Thurmond never entered the letter into the congressional record, and its contents remained largely unknown. Sen. Warren was silenced, censored and cannot speak during the final hearings on Sessions. Sen. McConnell did this by invoking the seldom-used Senate Rule XIX. McConnell defended his ruling, saying that she had “impugned” a fellow senator by continuing to read “after she had been warned.”
Senate Rule XIX, section 2.1, states, “No Senator in debate shall, directly or indirectly, by any form of words impute to another Senator or to other Senators any conduct or motive unworthy or unbecoming to a Senator.” Notice the word “impute” in the rule, which means ... “to say someone is guilty (of something).” Sen. McConnell’s word “impugn” means “to oppose or attack as false or lacking integrity”; “to criticize a person’s character by suggesting someone is not honest and should not be trusted.”
The letter was not Sen. Warren’s words, but words of a private American citizen, whose opposition to Sessions was read during Senate Judiciary Committee hearings in 1986. So much for moving forward with bipartisanship. It is also telling that Senate Rule XIX was not invoked in 2015 when Senator Ted Cruz (R-Texas) accused McConnell of lying “over and over again.” Nor was it invoked in 2016 when Republican Sen.
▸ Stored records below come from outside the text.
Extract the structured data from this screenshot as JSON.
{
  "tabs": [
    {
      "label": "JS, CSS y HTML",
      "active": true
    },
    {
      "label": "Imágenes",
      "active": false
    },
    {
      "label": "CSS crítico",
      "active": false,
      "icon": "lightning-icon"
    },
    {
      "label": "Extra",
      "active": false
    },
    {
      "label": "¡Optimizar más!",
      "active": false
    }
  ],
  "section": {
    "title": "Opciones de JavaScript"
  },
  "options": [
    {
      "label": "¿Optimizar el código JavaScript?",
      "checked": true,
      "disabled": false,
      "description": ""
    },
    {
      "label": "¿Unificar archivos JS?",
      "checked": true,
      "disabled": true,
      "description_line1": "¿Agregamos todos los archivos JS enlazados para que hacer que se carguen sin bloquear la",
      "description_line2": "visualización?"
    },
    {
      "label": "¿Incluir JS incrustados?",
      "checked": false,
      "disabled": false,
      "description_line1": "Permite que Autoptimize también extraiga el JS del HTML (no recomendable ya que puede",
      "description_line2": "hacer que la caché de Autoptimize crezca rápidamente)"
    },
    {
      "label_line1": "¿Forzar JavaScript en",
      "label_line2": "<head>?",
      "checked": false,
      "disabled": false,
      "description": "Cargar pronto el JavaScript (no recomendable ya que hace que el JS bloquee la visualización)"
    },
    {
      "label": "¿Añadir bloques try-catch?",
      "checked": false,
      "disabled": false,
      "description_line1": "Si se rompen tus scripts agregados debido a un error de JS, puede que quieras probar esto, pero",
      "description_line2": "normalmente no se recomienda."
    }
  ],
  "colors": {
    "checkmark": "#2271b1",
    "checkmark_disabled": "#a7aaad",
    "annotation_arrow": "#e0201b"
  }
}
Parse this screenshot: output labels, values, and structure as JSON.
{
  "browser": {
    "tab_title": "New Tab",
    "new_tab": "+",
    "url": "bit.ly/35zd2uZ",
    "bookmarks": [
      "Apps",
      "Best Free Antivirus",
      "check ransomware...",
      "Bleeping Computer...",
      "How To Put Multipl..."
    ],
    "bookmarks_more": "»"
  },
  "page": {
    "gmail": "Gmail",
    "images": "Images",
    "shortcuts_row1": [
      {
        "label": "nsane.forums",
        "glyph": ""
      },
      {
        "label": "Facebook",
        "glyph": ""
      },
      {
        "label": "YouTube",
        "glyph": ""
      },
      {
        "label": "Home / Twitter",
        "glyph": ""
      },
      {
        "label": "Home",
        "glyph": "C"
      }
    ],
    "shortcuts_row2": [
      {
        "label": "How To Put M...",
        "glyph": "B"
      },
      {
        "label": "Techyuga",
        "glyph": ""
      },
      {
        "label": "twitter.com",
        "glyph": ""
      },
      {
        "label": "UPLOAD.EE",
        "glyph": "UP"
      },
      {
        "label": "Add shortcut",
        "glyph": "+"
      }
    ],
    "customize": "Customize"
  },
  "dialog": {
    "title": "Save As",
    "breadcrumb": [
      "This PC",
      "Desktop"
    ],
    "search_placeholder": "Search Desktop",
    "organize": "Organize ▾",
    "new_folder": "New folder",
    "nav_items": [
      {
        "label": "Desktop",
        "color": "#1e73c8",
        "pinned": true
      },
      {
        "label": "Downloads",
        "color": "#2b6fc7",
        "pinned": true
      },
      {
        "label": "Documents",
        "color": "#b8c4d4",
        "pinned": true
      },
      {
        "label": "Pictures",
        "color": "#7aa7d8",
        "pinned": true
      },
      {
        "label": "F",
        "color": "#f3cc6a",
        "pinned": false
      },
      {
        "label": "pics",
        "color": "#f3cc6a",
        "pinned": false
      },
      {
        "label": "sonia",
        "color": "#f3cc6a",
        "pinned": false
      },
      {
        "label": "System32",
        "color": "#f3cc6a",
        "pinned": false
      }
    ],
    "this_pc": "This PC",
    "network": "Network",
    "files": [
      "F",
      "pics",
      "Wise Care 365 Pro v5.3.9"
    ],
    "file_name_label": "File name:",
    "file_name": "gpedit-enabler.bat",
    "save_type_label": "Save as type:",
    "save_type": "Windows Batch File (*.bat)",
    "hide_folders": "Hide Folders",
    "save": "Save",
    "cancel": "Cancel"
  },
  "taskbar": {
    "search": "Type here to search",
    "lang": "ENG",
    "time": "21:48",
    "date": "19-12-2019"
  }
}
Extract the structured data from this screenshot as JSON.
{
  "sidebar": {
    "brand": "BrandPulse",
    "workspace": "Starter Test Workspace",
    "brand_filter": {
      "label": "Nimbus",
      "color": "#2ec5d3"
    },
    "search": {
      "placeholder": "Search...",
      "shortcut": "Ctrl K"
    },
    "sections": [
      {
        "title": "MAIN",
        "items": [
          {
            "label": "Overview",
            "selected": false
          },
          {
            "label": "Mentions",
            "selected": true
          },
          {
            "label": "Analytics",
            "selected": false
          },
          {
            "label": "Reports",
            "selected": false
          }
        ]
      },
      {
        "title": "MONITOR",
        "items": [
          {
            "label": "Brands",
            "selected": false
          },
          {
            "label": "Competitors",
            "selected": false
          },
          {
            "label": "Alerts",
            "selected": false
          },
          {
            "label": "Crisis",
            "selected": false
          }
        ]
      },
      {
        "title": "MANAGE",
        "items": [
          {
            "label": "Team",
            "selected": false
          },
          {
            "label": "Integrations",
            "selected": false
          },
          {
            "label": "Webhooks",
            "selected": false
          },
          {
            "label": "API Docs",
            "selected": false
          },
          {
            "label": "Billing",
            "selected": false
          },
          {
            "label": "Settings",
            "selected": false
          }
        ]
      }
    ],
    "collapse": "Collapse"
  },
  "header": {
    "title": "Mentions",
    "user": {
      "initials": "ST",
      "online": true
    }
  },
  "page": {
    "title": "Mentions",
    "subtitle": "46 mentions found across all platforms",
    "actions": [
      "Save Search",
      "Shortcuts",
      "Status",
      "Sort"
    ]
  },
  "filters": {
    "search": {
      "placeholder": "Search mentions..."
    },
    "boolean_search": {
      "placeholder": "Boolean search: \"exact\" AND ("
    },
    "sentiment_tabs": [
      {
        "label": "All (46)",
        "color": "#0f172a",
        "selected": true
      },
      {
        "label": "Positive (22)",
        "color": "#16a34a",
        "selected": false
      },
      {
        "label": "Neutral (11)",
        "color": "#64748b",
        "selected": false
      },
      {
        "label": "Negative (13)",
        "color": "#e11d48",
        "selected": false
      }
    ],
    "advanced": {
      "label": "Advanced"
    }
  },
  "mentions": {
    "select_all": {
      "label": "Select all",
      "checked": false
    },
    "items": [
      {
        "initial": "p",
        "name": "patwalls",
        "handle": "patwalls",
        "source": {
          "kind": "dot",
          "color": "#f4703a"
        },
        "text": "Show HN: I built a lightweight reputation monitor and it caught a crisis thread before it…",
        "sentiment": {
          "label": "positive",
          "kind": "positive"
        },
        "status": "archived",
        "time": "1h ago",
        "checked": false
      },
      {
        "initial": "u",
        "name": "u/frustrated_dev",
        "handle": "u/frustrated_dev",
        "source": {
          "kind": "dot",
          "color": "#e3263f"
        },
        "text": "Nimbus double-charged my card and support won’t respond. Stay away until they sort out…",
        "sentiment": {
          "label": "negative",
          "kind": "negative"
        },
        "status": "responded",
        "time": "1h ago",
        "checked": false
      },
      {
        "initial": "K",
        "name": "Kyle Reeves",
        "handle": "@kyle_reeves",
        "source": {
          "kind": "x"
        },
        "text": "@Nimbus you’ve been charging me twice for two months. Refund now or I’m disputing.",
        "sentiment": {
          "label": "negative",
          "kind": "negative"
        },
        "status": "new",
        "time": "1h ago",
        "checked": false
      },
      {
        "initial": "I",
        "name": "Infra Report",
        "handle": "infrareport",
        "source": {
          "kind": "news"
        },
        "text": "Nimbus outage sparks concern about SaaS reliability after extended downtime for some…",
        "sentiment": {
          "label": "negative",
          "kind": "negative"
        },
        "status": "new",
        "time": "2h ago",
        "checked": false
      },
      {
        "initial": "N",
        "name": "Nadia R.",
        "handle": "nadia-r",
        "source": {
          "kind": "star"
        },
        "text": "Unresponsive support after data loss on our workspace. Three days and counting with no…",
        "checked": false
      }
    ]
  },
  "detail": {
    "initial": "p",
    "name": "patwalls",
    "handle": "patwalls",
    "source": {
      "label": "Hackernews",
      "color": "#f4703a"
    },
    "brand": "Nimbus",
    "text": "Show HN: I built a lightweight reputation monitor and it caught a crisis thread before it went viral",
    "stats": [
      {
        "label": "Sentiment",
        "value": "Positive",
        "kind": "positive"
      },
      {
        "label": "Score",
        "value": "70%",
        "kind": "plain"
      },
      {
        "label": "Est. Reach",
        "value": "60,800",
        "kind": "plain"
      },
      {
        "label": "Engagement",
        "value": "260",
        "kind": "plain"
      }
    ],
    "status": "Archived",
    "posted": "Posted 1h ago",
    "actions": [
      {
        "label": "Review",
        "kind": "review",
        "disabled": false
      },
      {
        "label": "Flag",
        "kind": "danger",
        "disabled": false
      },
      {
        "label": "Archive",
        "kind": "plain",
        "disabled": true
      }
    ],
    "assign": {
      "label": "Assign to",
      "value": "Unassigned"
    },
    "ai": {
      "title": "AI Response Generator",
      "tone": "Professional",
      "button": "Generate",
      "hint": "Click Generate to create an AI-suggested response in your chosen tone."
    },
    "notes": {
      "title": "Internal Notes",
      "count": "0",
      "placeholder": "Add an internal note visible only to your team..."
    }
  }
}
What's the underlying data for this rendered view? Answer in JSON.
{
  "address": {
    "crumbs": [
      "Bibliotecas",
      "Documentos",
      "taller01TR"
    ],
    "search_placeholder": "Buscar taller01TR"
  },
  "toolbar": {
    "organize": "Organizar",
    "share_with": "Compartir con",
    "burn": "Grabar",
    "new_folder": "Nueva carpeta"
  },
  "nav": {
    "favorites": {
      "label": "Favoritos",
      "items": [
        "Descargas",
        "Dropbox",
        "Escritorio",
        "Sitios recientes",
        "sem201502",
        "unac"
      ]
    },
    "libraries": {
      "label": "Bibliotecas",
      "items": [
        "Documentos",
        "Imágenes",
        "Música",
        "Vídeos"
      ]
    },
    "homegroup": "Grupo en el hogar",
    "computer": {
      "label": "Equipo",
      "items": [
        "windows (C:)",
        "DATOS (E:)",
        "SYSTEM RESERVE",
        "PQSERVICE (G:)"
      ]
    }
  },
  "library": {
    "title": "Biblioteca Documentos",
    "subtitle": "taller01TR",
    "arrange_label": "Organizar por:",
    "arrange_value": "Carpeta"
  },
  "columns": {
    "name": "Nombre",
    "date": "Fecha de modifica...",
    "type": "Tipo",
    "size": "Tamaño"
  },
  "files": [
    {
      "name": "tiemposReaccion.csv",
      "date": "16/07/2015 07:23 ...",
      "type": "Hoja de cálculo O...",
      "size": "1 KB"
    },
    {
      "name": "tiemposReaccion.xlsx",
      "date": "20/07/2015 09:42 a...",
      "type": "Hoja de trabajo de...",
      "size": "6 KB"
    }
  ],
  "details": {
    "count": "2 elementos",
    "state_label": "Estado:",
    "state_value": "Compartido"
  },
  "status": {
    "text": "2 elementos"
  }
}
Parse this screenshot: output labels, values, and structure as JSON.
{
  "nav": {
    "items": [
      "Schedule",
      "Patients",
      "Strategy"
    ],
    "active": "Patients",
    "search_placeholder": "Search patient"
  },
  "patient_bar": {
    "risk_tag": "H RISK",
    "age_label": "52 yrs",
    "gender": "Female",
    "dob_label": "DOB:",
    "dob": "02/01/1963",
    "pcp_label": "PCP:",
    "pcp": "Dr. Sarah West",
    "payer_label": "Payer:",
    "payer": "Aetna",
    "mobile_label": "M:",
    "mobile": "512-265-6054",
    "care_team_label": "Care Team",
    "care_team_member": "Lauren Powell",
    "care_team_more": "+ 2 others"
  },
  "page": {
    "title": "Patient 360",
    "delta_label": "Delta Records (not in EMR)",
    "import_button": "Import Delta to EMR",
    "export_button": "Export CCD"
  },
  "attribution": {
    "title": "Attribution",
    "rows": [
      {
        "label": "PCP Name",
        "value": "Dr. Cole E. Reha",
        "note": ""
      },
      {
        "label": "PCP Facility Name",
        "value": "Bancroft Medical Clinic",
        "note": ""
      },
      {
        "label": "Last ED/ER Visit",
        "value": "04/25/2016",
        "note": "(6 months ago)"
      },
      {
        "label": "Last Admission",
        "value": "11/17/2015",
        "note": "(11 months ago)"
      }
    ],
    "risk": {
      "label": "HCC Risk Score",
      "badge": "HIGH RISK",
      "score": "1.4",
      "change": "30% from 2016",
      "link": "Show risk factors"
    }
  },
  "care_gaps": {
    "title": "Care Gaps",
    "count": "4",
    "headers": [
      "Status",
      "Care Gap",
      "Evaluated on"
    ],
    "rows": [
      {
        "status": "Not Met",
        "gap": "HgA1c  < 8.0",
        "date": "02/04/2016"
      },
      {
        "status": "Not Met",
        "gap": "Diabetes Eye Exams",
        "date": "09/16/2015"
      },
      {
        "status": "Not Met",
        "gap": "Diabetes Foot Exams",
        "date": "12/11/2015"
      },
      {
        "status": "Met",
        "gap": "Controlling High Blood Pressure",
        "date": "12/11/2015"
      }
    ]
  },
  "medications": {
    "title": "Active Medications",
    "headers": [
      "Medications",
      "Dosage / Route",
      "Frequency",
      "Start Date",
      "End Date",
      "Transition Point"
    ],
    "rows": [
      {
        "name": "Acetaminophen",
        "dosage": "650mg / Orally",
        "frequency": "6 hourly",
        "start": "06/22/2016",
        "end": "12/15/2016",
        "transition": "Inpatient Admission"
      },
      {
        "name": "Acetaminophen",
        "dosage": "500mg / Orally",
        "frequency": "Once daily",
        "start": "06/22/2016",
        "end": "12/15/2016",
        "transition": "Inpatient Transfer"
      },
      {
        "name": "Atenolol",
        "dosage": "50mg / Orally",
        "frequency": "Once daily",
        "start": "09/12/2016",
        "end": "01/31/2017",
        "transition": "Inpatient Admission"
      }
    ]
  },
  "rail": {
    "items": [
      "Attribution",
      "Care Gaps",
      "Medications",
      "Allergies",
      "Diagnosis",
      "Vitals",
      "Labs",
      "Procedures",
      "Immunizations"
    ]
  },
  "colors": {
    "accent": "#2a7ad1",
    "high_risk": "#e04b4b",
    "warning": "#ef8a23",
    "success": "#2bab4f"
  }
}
Tom Cotton of Arkansas called the Senate leadership of Senator Harry Reid (D-Nev.) “a cancerous leadership.” So much for equal rights for women, even women senators, and even when she is within procedural rules!
By the time this is published, Sessions will likely be the attorney general of the USA. It is difficult to square this with the fact that in 1986, also in a Republican-controlled Senate, his nomination to fill a federal judge position failed because he was deemed “too racist.”
The U.S. attorney general is the people’s lawyer; his responsibilities include representing the people’s interest in any case where full rights under constitutional law (which includes the Amendments) are being thwarted, infringed upon or otherwise denied. Jeff Sessions has tried to convince his fellow senators that his views have changed since1986. However, his words and actions give the lie to that.
He voted against the Lily Ledbetter Act in 2009. He voted against the Violence Against Women Act in 2013. He voted against the most recent version of the Paycheck Fairness Act. And those are just his votes against American women!
In 2013, SCOTUS failed to uphold a key provision of the Voting Rights Act which required states with a long history of voter discrimination to get congressional approval before enacting changes to their voting laws. Sessions cheered the gutting, calling it “good news … for the South.”